Edit: Thanks you, Michał Miśkiewicz, for your answer. Although, I am still curious about whether this estimate can be derived without the use of inverse trace theorem. 
 A: Let me use two propositions: 
1. $H^{1/2}(\partial \Omega)$ is the trace space of $H^1(\Omega)$, meaning that the trace operator $H^1(\Omega) \to H^{1/2}(\partial \Omega)$ is continuous and onto. For each $v \in H^{1/2}(\partial \Omega)$ there is $w \in H^1(\Omega)$ such that $w = v$ on $\partial \Omega$ and 
\begin{equation}
\label{eq}
\tag{$\star$}
\| w \|_{H^1(\Omega)} \le C \| v \|_{H^{1/2}(\partial \Omega)}.
\end{equation}
2. Harmonic functions are minimizers of the Dirichlet energy. That is, if $v \in H^{1/2}(\partial \Omega)$, then the unique solution of 
$$
\begin{cases}
\Delta u = 0 & \text{ in } \Omega, \\
u = v & \text{ on } \partial \Omega
\end{cases}
$$
is at the same time the unique minimizer of $\int_{\Omega} |\nabla u|^2$ in the class of $H^1(\Omega)$-functions equal to $v$ on $\partial \Omega$. 
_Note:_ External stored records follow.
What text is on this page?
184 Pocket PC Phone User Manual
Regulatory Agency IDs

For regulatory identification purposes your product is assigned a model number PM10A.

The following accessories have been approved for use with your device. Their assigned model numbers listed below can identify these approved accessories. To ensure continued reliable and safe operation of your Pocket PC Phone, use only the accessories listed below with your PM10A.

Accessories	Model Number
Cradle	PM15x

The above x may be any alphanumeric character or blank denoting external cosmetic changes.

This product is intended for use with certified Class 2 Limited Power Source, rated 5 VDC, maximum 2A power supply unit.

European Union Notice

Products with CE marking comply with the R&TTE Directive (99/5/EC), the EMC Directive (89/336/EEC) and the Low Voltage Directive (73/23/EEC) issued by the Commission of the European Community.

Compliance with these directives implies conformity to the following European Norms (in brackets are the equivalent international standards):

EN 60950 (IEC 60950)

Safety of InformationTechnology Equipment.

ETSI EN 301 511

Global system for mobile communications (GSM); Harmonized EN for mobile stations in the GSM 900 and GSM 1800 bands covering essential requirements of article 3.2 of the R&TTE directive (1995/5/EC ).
Taking $v = u|_{\partial \Omega}$ and choosing some $w \in H^1(\Omega)$ as in 1, we can compare 
$$ \int_{\Omega} |\nabla u|^2 \le \int_{\Omega} |\nabla w|^2 $$
according to 2. Since $u-w \in H_0^1(\Omega)$, Poincare's inequality yields 
\begin{align*}
\| u \|_{L^2(\Omega)} - \| w \|_{L^2(\Omega)} & \le \| u-w \|_{L^2(\Omega)} \\
& \le C \| \nabla u - \nabla w \|_{L^2(\Omega)} \\
& \le 2 C \| \nabla w \|_{L^2(\Omega)}.
\end{align*}
Thus, the estimate \eqref{eq} is valid also for $u$, possibly with a larger constant.